Freddy heads out of West Berlin. Roger smiles at him as he passes by, which is so out of character that Freddy gets the heebie-jeebies. Roger is in the process of dialing someone, but he waits, his finger hovering above the number pad, until Freddy is gone.
“What's the story?” Holly asks.
“Nobody knows. Do you think we'd hear about it if we were being outsourced?”
“No idea . . . no one who's been outsourced has survived to talk about it.”
Jones says, “Why would someone be sacked? You just hired me.”
Freddy looks at him sympathetically. “You really don't understand this company.”
“There's a hiring freeze,” Holly explains. “Technically, we haven't hired you. We got you through the back door. See, toward the end of each financial year, Senior Management realizes we're going over budget, so they impose a hiring freeze. If an employee leaves, everyone else has to pick up their workload.”
“Did you have spare time before?” Jones asks, lost.
Freddy laughs so hard that his nose touches his keyboard.
“This went on year after year, but the departments all realized they had to do their hiring before the freeze, so everyone was packing a year's worth of spending into the first six months. And that made Senior Management order the freeze earlier.
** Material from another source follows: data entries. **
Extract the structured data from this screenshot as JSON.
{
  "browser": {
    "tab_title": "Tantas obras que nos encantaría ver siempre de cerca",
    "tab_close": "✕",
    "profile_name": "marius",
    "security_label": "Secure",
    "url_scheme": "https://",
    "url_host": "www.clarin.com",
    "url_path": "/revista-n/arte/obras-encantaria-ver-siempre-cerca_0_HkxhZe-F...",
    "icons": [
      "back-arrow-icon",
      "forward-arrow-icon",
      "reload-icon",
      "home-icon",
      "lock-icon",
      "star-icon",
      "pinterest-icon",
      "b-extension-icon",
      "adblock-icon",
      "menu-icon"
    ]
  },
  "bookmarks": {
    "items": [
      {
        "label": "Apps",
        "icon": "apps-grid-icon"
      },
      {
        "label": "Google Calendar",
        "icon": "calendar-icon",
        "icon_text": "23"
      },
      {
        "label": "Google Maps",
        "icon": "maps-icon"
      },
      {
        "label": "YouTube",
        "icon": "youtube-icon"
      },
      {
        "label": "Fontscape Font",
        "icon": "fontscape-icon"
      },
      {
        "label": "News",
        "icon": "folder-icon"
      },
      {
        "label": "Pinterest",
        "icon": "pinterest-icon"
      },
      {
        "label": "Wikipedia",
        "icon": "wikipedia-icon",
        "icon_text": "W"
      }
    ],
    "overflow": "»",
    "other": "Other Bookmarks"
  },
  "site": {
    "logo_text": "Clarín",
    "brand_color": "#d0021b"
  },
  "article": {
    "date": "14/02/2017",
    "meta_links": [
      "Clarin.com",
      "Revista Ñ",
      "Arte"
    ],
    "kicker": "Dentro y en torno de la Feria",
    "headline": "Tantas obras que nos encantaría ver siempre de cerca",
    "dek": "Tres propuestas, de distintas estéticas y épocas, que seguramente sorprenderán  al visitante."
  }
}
Then about eighteen months ago, it became permanent.”
“Permanent?”
“Well, they can't lift it now,” Freddy says. “Every department would start hiring like crazy. We used to have eight reps and eight assistants.”
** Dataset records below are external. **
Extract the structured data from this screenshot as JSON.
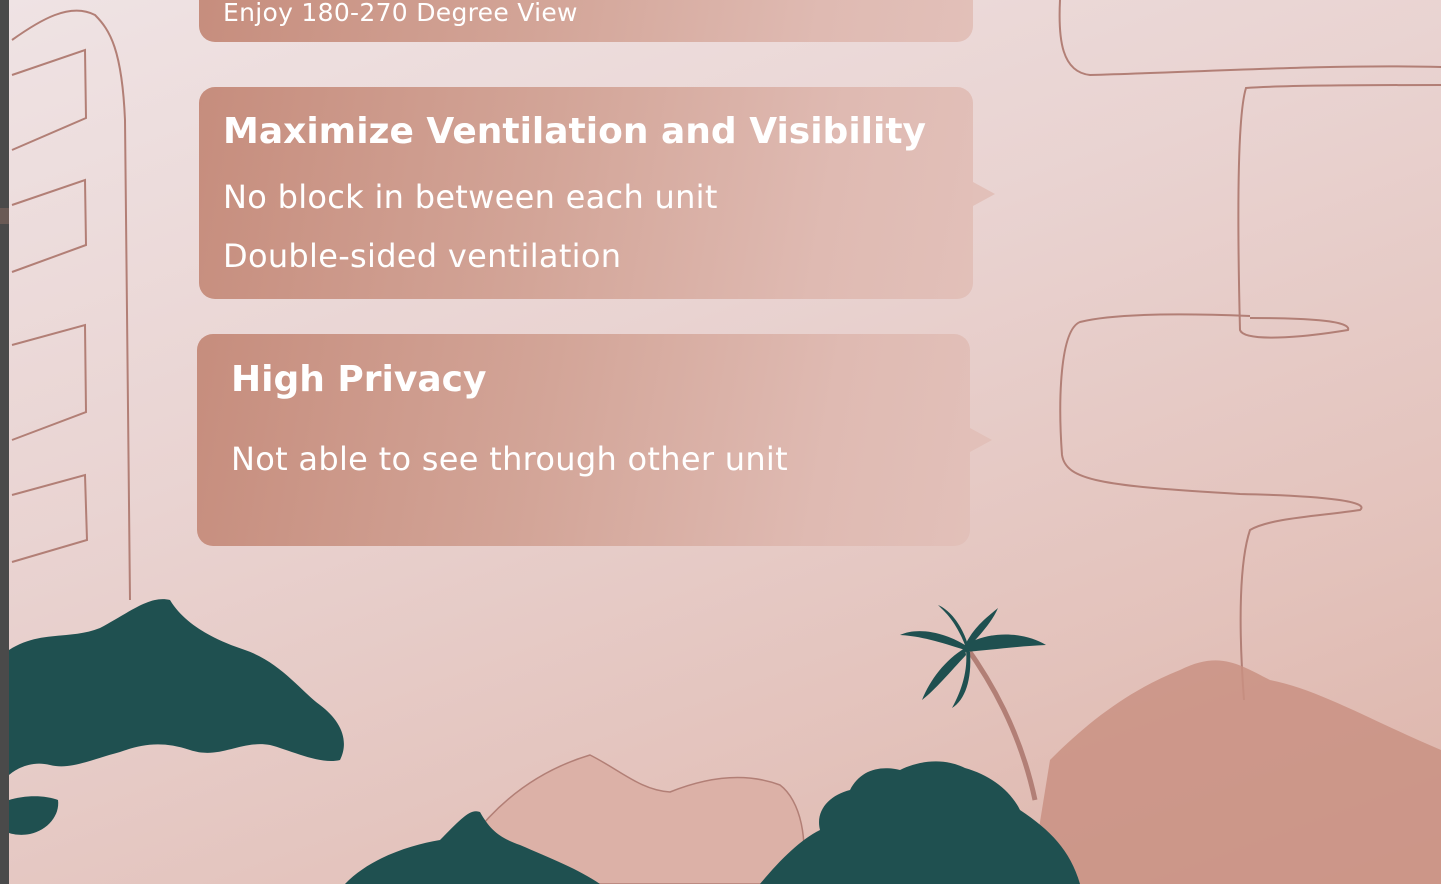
{
  "cards": {
    "previous": {
      "line": "Enjoy 180-270 Degree View"
    },
    "ventilation": {
      "title": "Maximize Ventilation and Visibility",
      "lines": [
        "No block in between each unit",
        "Double-sided ventilation"
      ]
    },
    "privacy": {
      "title": "High Privacy",
      "lines": [
        "Not able to see through other unit"
      ]
    }
  },
  "colors": {
    "card_gradient_start": "#c68d7d",
    "card_gradient_end": "#e2c0b9",
    "foliage": "#1f5050",
    "line_art": "#b27f76",
    "hills": "#c99082"
  },
  "decorations": [
    "building-outline",
    "road-outline",
    "palm-tree",
    "bush-silhouettes",
    "hill-silhouettes"
  ]
}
“Also,” Holly says, “Zephyr needs to show it's serious about cost cutting. If we started hiring people again now, our stock price would tumble. Further, I mean.”
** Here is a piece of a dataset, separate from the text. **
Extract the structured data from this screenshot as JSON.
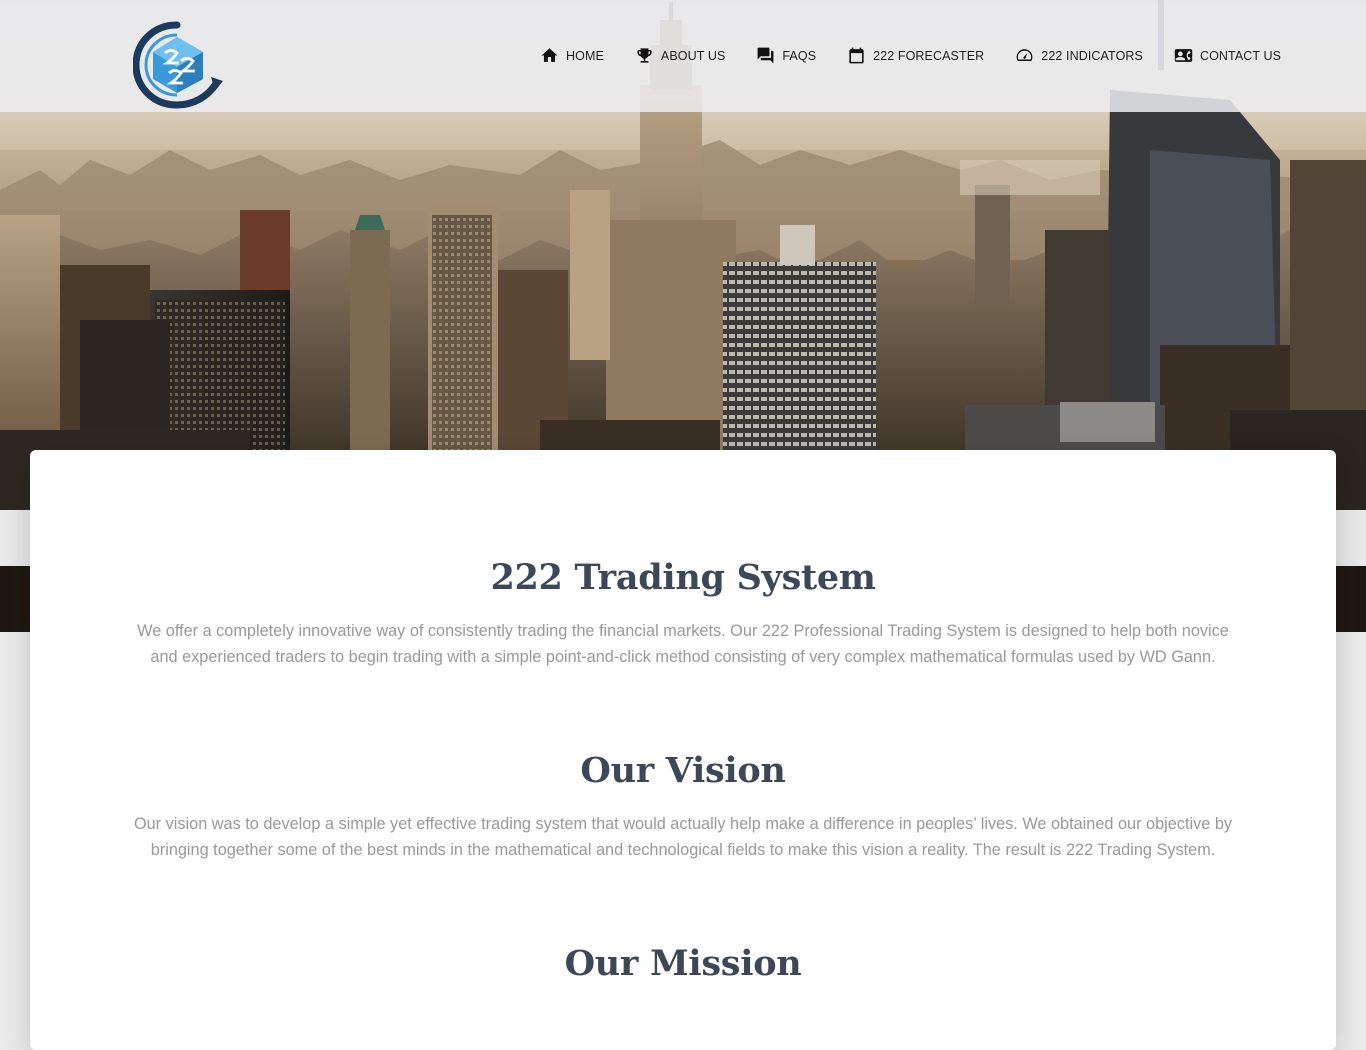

“Well, that's what they say. In my opinion, it's just an excuse to shovel work onto us guys in the trenches while Senior Management gets bonuses for meeting cost-reduction targets. Not to m
ention the golden handcuffs. You know about golden handcuffs?”
Jones nods. “Sure, the bonus an executive gets when he leaves the company.”
“No, no, that's a golden parachute.”
“Oh—right. The signing bonus, then.”
“That's the golden handshake. Golden handcuffs are what they get for working in a company with low morale. First they screw up the company, then because it's hard to attract good staff, they pay themselves more.”
“But that's wrong!” Jones says, shocked. “Did somebody take this up with Daniel Klausman?”
Freddy cracks up again. Even Holly smiles. “Remember when you first started here, Freddy, and you thought everyone was clever and helpful and only wanted to do what's best for the company?”
“Yeah. I used to shine my shoes.”
Jones says, “So with this freeze, how did you hire me?”
“It was Freddy's idea. We process your salary as office expenses. Copy paper, specifically.”
“That reminds me,” Freddy says to Holly, “do you have to xerox all of Elizabeth's orders? Because the paper in that machine has to last until January.”
“We probably won't last until January. I might as well xerox while I can.”
“I'm copy paper?” Jones says.
“Don't worry, it's just a paperwork thing. It doesn't affect anything. Well, unless they cut our stationery budget. But there's nothing to sweat about, this is just a little creative accounting. It goes on all the time.”
A wave of red light sweeps through the department. For a second Jones thinks he's fainting. Then he thinks the building has lost power and the emergency lights have kicked in. But it's the phones: all their voice-mail lights are suddenly blinking.
“Argh.” Freddy picks up his phone. “I hate it when they do that.” He tucks it under his ear. “All-staff voice mail. There should be instructions on your phone, Jones.”